Em uma abordagem linear, seria factível invocar a legislação inovadora decorrente da Reforma Psiquiátrica e aplicá-la aos HCTP, pois são eminentemente espaços de tratamento psiquiátrico e, portanto, sujeitos à força da lei, uma vez que os seus internos são pessoas com transtornos mentais. Por que isso não ocorre? Entre o texto legal e sua operacionalização efetiva se interpõe, no meu entendimento, o cerne da discussão, que é o tema dos direitos sociais, entre eles o direito à saúde. Não desmerecendo o significado da garantia dos direitos no plano formal, uma valiosa conquista de grupos e segmentos populacionais envolvidos com a questão, o diploma legal, unicamente, não tem força suficiente para sua implementação. Torna-se necessário levar em conta a persistência da disputa entre grupos de interesses distintos que, presentes quando da elaboração e aprovação do texto mencionado, buscam inviabilizar sua operacionalização e extensão para outros espaços terapêuticos, como é o caso dos HCTP.

Nessa linha de argumentação, no sentido de contribuir com as autoras, uma reflexão essencial, que penso ser oportuna apontar, é o trato do direito à saúde como um direito humano, relativo à vida e aos demais direitos formalmente garantidos, e o direito à saúde em sua dimensão social e econômica. Enquanto se discute o direito à saúde como o direito à vida, há uma convergência histórica construída sobre a questão, integrando o rol dos direitos humanos reconhecidos universalmente, sendo inconteste sua validade em tempos atuais. Entretanto, o direito à saúde ao incorporar o conceito ampliado de saúde e a dimensão de sua fruição e garantia efetiva, impõe outra abordagem que pode contribuir para o entendimento tanto da demora na operacionalização da Lei nº. 10.216, como para a materialização das conquistas da Reforma Psiquiátrica também para as pessoas com transtornos mentais autoras de delitos.

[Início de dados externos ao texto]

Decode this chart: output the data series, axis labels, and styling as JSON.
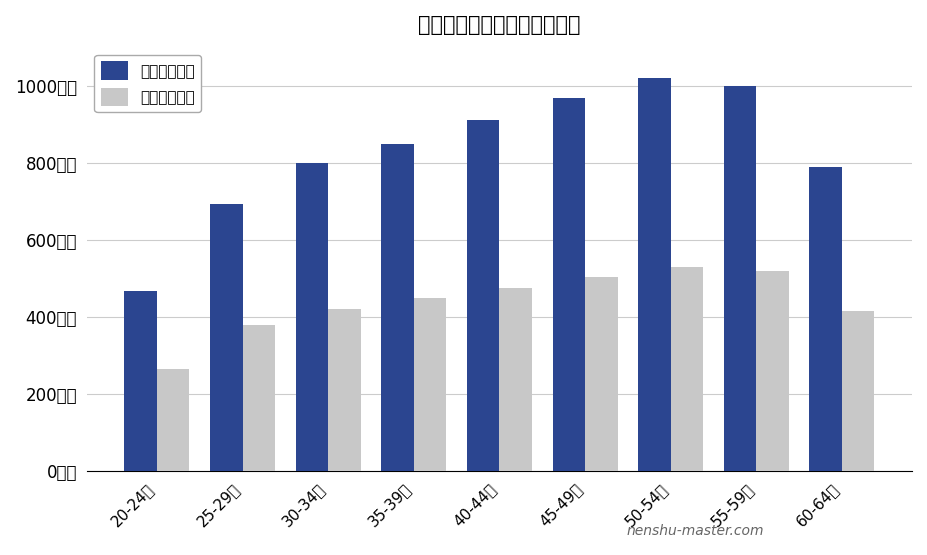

Os direitos expressam formas de relação entre grupos e segmentos populacionais com valores, necessidades e interesses distintos, os quais são mediados pelo Estado. São incluídos ou não na agenda pública de acordo com a potencialidade dos sujeitos políticos em aglutinar posições convergentes. Nessa perspectiva os direitos expressam o seu conteúdo relacional, não sendo nômadas na ordem social, ultrapassando, portanto, uma idéia de direito que "apresenta em sua base uma concepção antropológica do sujeito, inevitavelmente liberal: o indivíduo como o primeiro, como o que vem antes de seu ser em sociedade, por isso, portador de direitos" 2. Os direitos são construídos e alterados nos processos societários e constituem-se em expressões valorativas presentes nas regras, hábitos, normas e leis.

Com base na argumentação acima, caberia indagar quais sujeitos políticos representam os interesses dos loucos criminosos, que, de per si, são considerados legalmente como não sujeitos de direitos. Onde se localizam as raízes dos conflitos, ou seja, quais são os interesses acadêmicos, políticos, profissionais, econômicos ou religiosos presentes nessa disputa?

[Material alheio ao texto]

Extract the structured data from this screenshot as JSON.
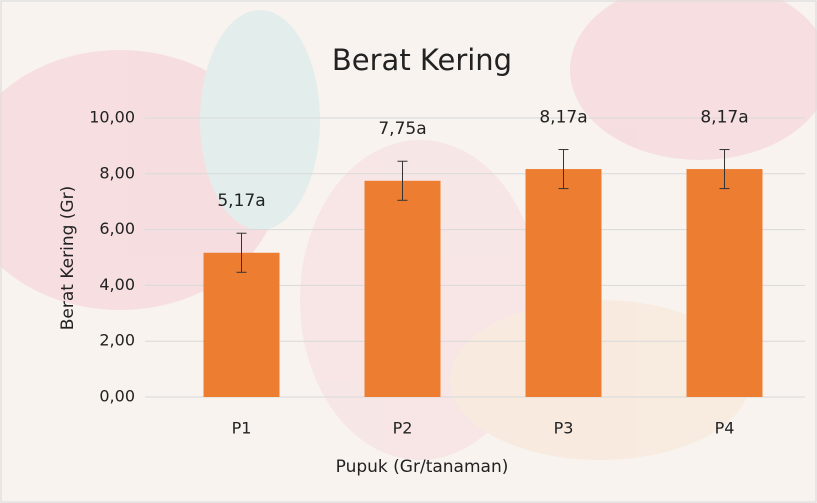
{
  "chart_data": {
    "type": "bar",
    "title": "Berat Kering",
    "x_label": "Pupuk (Gr/tanaman)",
    "y_label": "Berat Kering (Gr)",
    "categories": [
      "P1",
      "P2",
      "P3",
      "P4"
    ],
    "values": [
      5.17,
      7.75,
      8.17,
      8.17
    ],
    "value_labels": [
      "5,17a",
      "7,75a",
      "8,17a",
      "8,17a"
    ],
    "errors": [
      0.7,
      0.7,
      0.7,
      0.7
    ],
    "color": "#ed7d31",
    "ylim": [
      0,
      10
    ],
    "yticks": [
      {
        "value": 0,
        "label": "0,00"
      },
      {
        "value": 2,
        "label": "2,00"
      },
      {
        "value": 4,
        "label": "4,00"
      },
      {
        "value": 6,
        "label": "6,00"
      },
      {
        "value": 8,
        "label": "8,00"
      },
      {
        "value": 10,
        "label": "10,00"
      }
    ],
    "grid": true
  }
}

Concluindo, e sem discordar das autoras, manifesto uma preocupação com o cancelamento da inimputabilidade com base nos argumentos anteriormente apresentados sobre a garantia de direitos e suas condicionalidades. Seria o caso de se cancelar definitivamente a inimputabilidade? Não se correria o risco de reduzir a eqüidade no trato das pessoas com transtorno mental autoras de delitos, encarcerando-as junto com delinqüentes comuns ou tornado-as alvo de represálias e maus-tratos?

 

 

1. Peres MFT, Nery Filho A. A doença mental no direito penal brasileiro: inimputabilidade, irresponsabilidade, periculosidade e medida de segurança. Hist Ciênc Saúde-Manguinhos 2002; 9:335-55.